Just before school started in August, my daughter and I went through old artwork from school and tossed what she did not want. We ended up getting rid of about two-thirds of her art pile.
We did it to prepare for the upcoming school year. My daughter loves making art, so I know more work will be coming home! And, guess what? My daughter was perfectly fine watching it all go into the recycling bin.
Schools send home a ton of paper from tests to art to worksheets. And for some reason, many parents feel guilty about recycling it. I would invite you to stop the guilty feelings. Your kids don’t need all that paper. Your house, which is already overflowing in stuff, does not need it.

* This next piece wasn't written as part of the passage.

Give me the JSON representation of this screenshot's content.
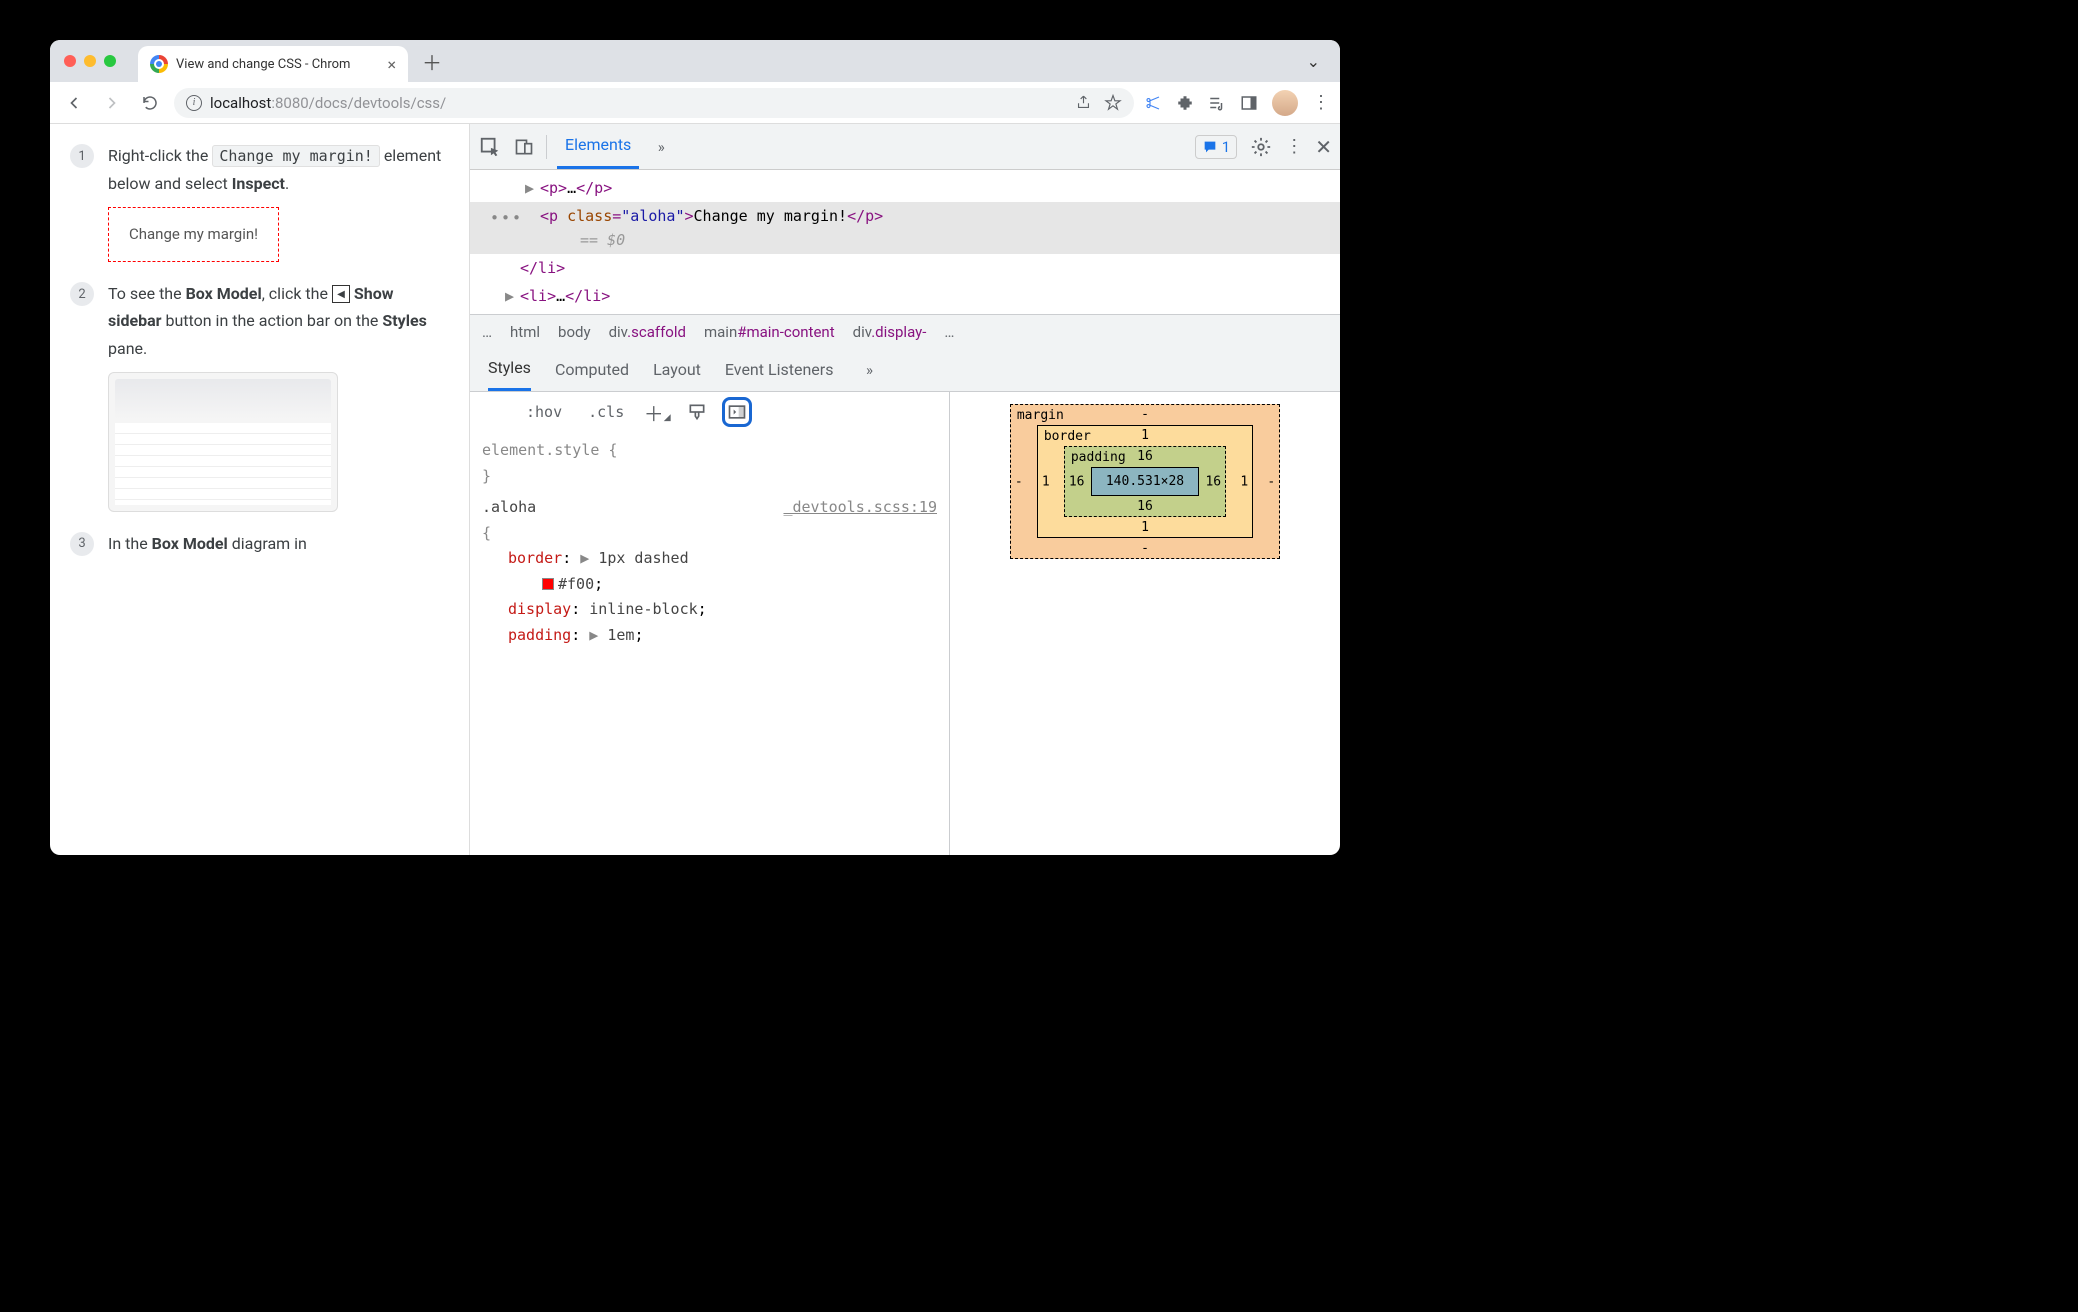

Plus, old paper grows mildew. Yuck!
Think about this: Do you have papers from your school days? I am going to guess most will say no. (At least, I hope so.) And, look at you. You’ve turned out perfectly OK without having your second grade spelling tests.

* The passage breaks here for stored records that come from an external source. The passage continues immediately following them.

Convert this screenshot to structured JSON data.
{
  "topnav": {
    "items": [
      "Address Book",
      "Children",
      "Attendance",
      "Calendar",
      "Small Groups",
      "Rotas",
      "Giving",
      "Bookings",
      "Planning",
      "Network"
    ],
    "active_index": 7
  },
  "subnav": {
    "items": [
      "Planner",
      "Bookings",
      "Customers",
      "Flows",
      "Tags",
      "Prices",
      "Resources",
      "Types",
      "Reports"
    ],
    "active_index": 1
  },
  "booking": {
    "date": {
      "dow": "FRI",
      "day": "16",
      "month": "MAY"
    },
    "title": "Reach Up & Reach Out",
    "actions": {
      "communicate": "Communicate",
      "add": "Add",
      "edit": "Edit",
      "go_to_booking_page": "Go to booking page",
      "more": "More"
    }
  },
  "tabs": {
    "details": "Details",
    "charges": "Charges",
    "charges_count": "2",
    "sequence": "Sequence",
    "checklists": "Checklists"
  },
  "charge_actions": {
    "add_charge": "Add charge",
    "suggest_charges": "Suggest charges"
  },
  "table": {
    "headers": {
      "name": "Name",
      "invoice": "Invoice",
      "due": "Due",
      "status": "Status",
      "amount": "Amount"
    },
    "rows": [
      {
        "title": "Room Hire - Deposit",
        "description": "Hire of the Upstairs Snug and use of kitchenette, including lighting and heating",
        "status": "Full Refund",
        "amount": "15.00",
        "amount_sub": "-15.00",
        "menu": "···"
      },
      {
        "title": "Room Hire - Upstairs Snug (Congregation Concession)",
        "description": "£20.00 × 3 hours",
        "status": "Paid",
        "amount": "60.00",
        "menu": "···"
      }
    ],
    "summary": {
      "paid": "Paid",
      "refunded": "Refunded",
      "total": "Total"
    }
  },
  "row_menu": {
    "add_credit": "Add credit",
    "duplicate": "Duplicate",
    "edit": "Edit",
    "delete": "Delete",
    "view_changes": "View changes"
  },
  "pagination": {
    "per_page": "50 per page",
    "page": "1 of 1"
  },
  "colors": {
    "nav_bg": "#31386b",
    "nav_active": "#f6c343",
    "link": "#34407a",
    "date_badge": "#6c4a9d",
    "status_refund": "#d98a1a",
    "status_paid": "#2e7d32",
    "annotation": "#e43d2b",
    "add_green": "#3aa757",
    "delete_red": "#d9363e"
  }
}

If you recycle/toss all those papers from school, your kids will be just fine, too. Trust me. They may even thank you one day when they are cleaning out the house, so you can downsize!
I am not saying throw out everything. If there is a piece of art your child is particularly proud of, keep it. I framed several pieces of art created by my children and hung it in their rooms. It makes for cute and cheap decorations.

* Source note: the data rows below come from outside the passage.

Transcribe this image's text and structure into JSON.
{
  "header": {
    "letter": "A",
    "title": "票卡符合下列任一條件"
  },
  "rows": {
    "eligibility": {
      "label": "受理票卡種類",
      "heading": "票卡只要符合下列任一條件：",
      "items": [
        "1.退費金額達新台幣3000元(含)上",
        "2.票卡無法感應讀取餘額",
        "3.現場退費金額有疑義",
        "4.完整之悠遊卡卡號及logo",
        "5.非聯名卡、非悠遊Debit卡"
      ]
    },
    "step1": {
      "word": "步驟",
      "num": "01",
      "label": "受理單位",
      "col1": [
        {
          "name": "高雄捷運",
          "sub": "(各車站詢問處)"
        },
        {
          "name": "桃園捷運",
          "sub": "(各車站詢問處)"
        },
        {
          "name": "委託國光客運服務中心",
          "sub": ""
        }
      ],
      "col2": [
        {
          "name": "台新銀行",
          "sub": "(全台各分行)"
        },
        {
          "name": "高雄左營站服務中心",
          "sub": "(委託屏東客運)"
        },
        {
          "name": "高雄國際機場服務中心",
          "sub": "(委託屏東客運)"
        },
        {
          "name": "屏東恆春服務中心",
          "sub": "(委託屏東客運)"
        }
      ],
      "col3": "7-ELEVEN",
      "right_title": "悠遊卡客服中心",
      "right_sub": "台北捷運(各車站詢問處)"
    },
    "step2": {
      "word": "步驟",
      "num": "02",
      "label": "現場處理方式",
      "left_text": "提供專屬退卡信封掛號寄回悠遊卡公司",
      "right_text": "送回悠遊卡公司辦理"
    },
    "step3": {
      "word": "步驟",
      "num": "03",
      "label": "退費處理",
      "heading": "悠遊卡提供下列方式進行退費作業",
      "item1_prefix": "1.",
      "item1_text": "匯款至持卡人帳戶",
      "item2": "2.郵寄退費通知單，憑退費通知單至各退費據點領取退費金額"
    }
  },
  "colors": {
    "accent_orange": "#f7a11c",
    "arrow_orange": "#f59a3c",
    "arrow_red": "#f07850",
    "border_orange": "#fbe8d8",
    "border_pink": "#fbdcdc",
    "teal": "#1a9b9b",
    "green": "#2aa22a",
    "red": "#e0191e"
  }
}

I also keep a pile of small, card-like artwork. My children then give them to friends as birthday cards. They write a sweet message and put their name on it, and voila! -- as Fancy Nancy would say -- you never have to buy a birthday card for a child’s party.
As for the schoolwork, I have ONE plastic bin for each child where I keep significant work such as a journal where they wrote about their summer vacation. I think that will be funny to read with them when they are 18 and headed off to college. (I may make them take the bin with them to their dorm, and they can decide whether to keep it or throw it out.)
But they only get ONE bin for all 12 years of school. If we get to fourth grade, and it’s full, that means we will revisit and thin it out to make sure 11th grade calculus tests with perfect scores will fit.
So stop feeling guilty about throwing out school papers. That is a story you have made up in your head. It’s time to respect your children and honor their work by recycling most of it and keeping only important items in ONE bin.
Leah is the mom of two, professional organizer and owner of Raleigh Green Gables.